Summertown, TN(Zone 7a)

Good luck with the okra, Eileen! Like Outside said, the okra won't even start coming up until the heat sets in for good and the ground is really warm. I've only grown the Clemson Spineless in the past, and there's no need to stake it. A good tip on keeping it growing taller and producing more okra - after you cut a pod off, cut off the outward stem just below it. The stalk will grow tidy and tall. And, when you do pick, wear a light long-sleeve shirt - even with the spineless variety, your arms will itch and you'll be scratching away on your arms!

Spiro, OK(Zone 7a)

Ooh, good to know! I have a lot of plant sensitivities (lantana, verbena, marigolds, etc.) and so I will be extra careful with the okra. Thanks!

Deep East Texas, TX(Zone 8a)

I've grown Lee and am again. It is a smaller, non branching okra and won't need staking or cages. In fact I've grown mine in containers. I've never seen anyone in this area cage their okra. Lee is as tasty as any, just pick all okra when it is smaller and tender.

And, I'll second wearing a long sleeved shirt when in the okra patch.

I soak my seeds (not nicked) in water with a bit of peroxide added. They are usually sprouting before planting when doing that. An older friend uses water and bleach but I'm not sure why? Good luck.

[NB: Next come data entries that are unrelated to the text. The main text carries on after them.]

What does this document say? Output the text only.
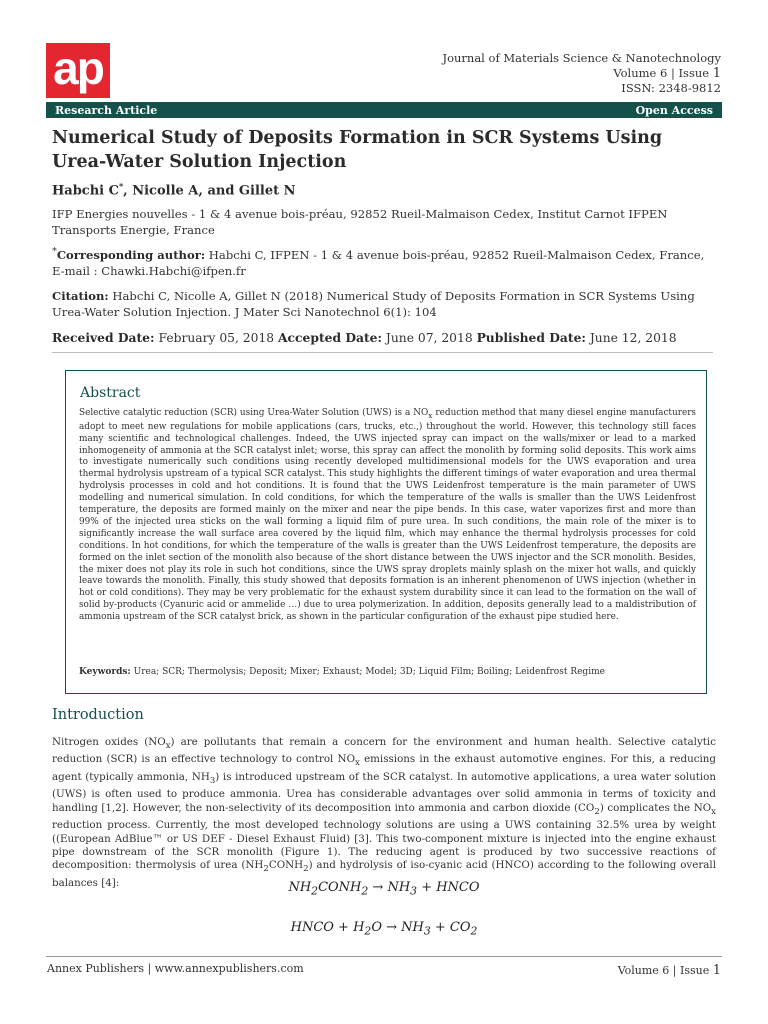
ap	Journal of Materials Science & Nanotechnology
Volume 6 | Issue 1
ISSN: 2348-9812
Research Article	Open Access
Numerical Study of Deposits Formation in SCR Systems Using Urea-Water Solution Injection
Habchi C*, Nicolle A, and Gillet N
IFP Energies nouvelles - 1 & 4 avenue bois-préau, 92852 Rueil-Malmaison Cedex, Institut Carnot IFPEN Transports Energie, France
*Corresponding author: Habchi C, IFPEN - 1 & 4 avenue bois-préau, 92852 Rueil-Malmaison Cedex, France, E-mail : Chawki.Habchi@ifpen.fr
Citation: Habchi C, Nicolle A, Gillet N (2018) Numerical Study of Deposits Formation in SCR Systems Using Urea-Water Solution Injection. J Mater Sci Nanotechnol 6(1): 104
Received Date: February 05, 2018 Accepted Date: June 07, 2018 Published Date: June 12, 2018
Abstract
Selective catalytic reduction (SCR) using Urea-Water Solution (UWS) is a $NO_x$ reduction method that many diesel engine manufacturers adopt to meet new regulations for mobile applications (cars, trucks, etc.,) throughout the world. However, this technology still faces many scientific and technological challenges. Indeed, the UWS injected spray can impact on the walls/mixer or lead to a marked inhomogeneity of ammonia at the SCR catalyst inlet; worse, this spray can affect the monolith by forming solid deposits. This work aims to investigate numerically such conditions using recently developed multidimensional models for the UWS evaporation and urea thermal hydrolysis upstream of a typical SCR catalyst. This study highlights the different timings of water evaporation and urea thermal hydrolysis processes in cold and hot conditions. It is found that the UWS Leidenfrost temperature is the main parameter of UWS modelling and numerical simulation. In cold conditions, for which the temperature of the walls is smaller than the UWS Leidenfrost temperature, the deposits are formed mainly on the mixer and near the pipe bends. In this case, water vaporizes first and more than 99% of the injected urea sticks on the wall forming a liquid film of pure urea. In such conditions, the main role of the mixer is to significantly increase the wall surface area covered by the liquid film, which may enhance the thermal hydrolysis processes for cold conditions. In hot conditions, for which the temperature of the walls is greater than the UWS Leidenfrost temperature, the deposits are formed on the inlet section of the monolith also because of the short distance between the UWS injector and the SCR monolith. Besides, the mixer does not play its role in such hot conditions, since the UWS spray droplets mainly splash on the mixer hot walls, and quickly leave towards the monolith. Finally, this study showed that deposits formation is an inherent phenomenon of UWS injection (whether in hot or cold conditions). They may be very problematic for the exhaust system durability since it can lead to the formation on the wall of solid by-products (Cyanuric acid or ammelide …) due to urea polymerization. In addition, deposits generally lead to a maldistribution of ammonia upstream of the SCR catalyst brick, as shown in the particular configuration of the exhaust pipe studied here.
Keywords: Urea; SCR; Thermolysis; Deposit; Mixer; Exhaust; Model; 3D; Liquid Film; Boiling; Leidenfrost Regime
Introduction
Nitrogen oxides $(NO_x)$ are pollutants that remain a concern for the environment and human health. Selective catalytic reduction (SCR) is an effective technology to control $NO_x$ emissions in the exhaust automotive engines. For this, a reducing agent (typically ammonia, $NH_3$) is introduced upstream of the SCR catalyst. In automotive applications, a urea water solution (UWS) is often used to produce ammonia. Urea has considerable advantages over solid ammonia in terms of toxicity and handling [1,2]. However, the non-selectivity of its decomposition into ammonia and carbon dioxide $(CO_2)$ complicates the $NO_x$ reduction process. Currently, the most developed technology solutions are using a UWS containing 32.5% urea by weight ((European AdBlue™ or US DEF - Diesel Exhaust Fluid) [3]. This two-component mixture is injected into the engine exhaust pipe downstream of the SCR monolith (Figure 1). The reducing agent is produced by two successive reactions of decomposition: thermolysis of urea $(NH_2CONH_2)$ and hydrolysis of iso-cyanic acid (HNCO) according to the following overall balances [4]:	$NH_2CONH_2 \to NH_3$ + HNCO
HNCO + $H_2O \to NH_3 + CO_2$
Annex Publishers | www.annexpublishers.com	Volume 6 | Issue 1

Laceys Spring, AL(Zone 7a)

Good advice on wearing the long-sleeved shirt when harvesting. Also on soaking before planting but I didn't know about adding peroxide.

Spiro, OK(Zone 7a)

Well, we planted them all before I read your suggestions to soak, but we got a nice drenching rain for a good while yesterday, so hopefully that will help. I'll let you know how it goes! Thanks!